I bought the domain from mijn.host. I chose this registar because (when I was searching) it had the lowest yearly renewal costs for .nl domains. After that I transferred it to Cloudflare, whose free tier covers everything I need: DNS management, analytics, and more. The domain transfer was quite straightforward, well documented by Cloudflare.

Hooking the domain up to GitHub Pages involves two sides:

Repository side — a CNAME file at the root of the repo containing the custom domain (blog.ramseskools.nl). GitHub Pages reads this file to know which domain to serve the site on.

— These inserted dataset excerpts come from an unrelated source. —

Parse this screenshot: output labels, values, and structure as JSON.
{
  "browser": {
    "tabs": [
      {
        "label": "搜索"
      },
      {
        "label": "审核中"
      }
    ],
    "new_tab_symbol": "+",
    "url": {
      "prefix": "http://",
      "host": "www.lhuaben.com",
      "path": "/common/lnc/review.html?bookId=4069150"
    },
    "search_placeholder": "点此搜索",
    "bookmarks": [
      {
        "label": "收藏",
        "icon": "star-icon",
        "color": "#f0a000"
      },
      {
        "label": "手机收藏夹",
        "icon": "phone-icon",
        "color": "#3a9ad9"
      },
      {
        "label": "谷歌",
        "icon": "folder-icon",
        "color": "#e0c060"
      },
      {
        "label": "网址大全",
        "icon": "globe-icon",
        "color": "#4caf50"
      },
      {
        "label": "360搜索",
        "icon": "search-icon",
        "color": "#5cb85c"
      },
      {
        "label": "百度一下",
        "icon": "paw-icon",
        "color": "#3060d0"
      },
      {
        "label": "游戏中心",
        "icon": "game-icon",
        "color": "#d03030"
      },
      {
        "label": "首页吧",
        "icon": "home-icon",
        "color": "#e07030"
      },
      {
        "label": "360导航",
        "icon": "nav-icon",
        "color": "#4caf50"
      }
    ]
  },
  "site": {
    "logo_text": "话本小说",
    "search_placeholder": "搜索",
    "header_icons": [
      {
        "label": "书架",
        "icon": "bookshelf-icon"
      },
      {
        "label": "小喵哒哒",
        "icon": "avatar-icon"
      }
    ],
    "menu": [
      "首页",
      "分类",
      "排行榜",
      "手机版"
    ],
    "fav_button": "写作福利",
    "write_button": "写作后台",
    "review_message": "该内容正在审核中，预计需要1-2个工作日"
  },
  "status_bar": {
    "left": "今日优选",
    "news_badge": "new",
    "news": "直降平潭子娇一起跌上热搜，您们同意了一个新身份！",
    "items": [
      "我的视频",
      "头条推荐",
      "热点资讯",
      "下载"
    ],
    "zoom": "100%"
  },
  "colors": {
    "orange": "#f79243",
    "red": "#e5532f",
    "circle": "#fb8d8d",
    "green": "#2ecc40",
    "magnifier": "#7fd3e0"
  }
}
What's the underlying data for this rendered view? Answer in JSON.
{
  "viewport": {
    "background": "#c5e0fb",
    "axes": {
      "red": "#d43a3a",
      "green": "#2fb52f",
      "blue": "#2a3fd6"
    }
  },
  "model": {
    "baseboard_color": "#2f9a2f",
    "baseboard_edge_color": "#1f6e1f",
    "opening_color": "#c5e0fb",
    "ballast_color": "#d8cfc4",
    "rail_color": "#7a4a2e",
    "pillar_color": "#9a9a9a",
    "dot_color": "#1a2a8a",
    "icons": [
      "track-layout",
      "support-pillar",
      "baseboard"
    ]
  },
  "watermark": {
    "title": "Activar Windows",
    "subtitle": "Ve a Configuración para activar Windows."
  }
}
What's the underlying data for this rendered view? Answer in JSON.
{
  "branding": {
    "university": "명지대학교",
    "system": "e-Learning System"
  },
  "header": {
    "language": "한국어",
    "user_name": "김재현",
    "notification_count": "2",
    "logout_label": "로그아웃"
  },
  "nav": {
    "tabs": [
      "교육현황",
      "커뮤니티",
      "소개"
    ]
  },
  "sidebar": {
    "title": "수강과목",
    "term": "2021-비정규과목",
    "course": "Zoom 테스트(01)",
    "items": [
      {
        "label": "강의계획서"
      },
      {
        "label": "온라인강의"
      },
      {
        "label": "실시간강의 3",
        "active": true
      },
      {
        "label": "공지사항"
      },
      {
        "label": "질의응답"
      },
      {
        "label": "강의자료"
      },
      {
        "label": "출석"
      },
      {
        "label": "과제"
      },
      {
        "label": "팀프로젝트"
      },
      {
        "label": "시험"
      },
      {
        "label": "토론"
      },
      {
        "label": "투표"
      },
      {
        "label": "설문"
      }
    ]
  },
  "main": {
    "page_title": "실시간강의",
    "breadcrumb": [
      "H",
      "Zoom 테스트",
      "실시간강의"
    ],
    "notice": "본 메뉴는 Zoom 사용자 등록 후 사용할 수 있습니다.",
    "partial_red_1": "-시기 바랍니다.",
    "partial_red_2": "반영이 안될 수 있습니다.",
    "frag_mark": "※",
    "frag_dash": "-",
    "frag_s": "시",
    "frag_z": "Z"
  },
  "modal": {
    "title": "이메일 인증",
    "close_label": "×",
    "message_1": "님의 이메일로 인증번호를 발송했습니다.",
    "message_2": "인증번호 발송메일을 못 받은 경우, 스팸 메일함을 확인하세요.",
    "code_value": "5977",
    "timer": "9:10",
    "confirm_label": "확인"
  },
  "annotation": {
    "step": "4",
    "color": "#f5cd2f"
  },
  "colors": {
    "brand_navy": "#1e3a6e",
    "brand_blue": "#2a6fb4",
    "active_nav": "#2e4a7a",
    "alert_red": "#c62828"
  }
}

MkDocs places it in docs/CNAME so it gets copied into the build output automatically.

DNS side — a CNAME record in Cloudflare pointing the blog subdomain to ramseskools.github.io. When a visitor hits blog.ramseskools.nl, Cloudflare resolves it to GitHub's servers, which then match it against the CNAME file and serve the right site.

The full setup steps are documented in the GitHub Pages custom domain guide.

Development workflow

Day-to-day writing looks like this:

  1. Live preview. uv run mkdocs serve starts a local dev server with hot reload. Every save updates the page instantly.
  2. Drafts. Posts with draft: true in the frontmatter are visible during local serving but excluded from production builds. This lets me work on posts without publishing them.
    • Of course branches work too, and normally I would use them. But since I'm the only one working in this repo I will skip using branches and pull-requests for most changes.
  3. Reproducible environment. Dependencies are locked with uv.lock, so the build is identical everywhere. Clone the repo, run uv run mkdocs serve, done.
  4. AI-assisted writing. The whole project is plain text in a Git repo, which makes it easy for tools like Claude Code to help with writing, formatting, and other tasks.

What's next

The setup is intentionally simple right now. A few things I'll probably add over time:

  • More content. The best infrastructure is the one that gets used.
  • RSS feed. So people (or agents) can subscribe to updates from my blog.
  • Dark Theme. This 'light theme' is a custom theme I've put some effort into designing. I would love to design a personal dark theme as well.
  • Pre-commit hooks for linting and link checking (I've set this up for another MkDocs project and it works well).
  • Dutch translation. Even though Dutch is my native language, I've decided to write this blog in English. I might create a 'dutch/english' language button to switch between the two.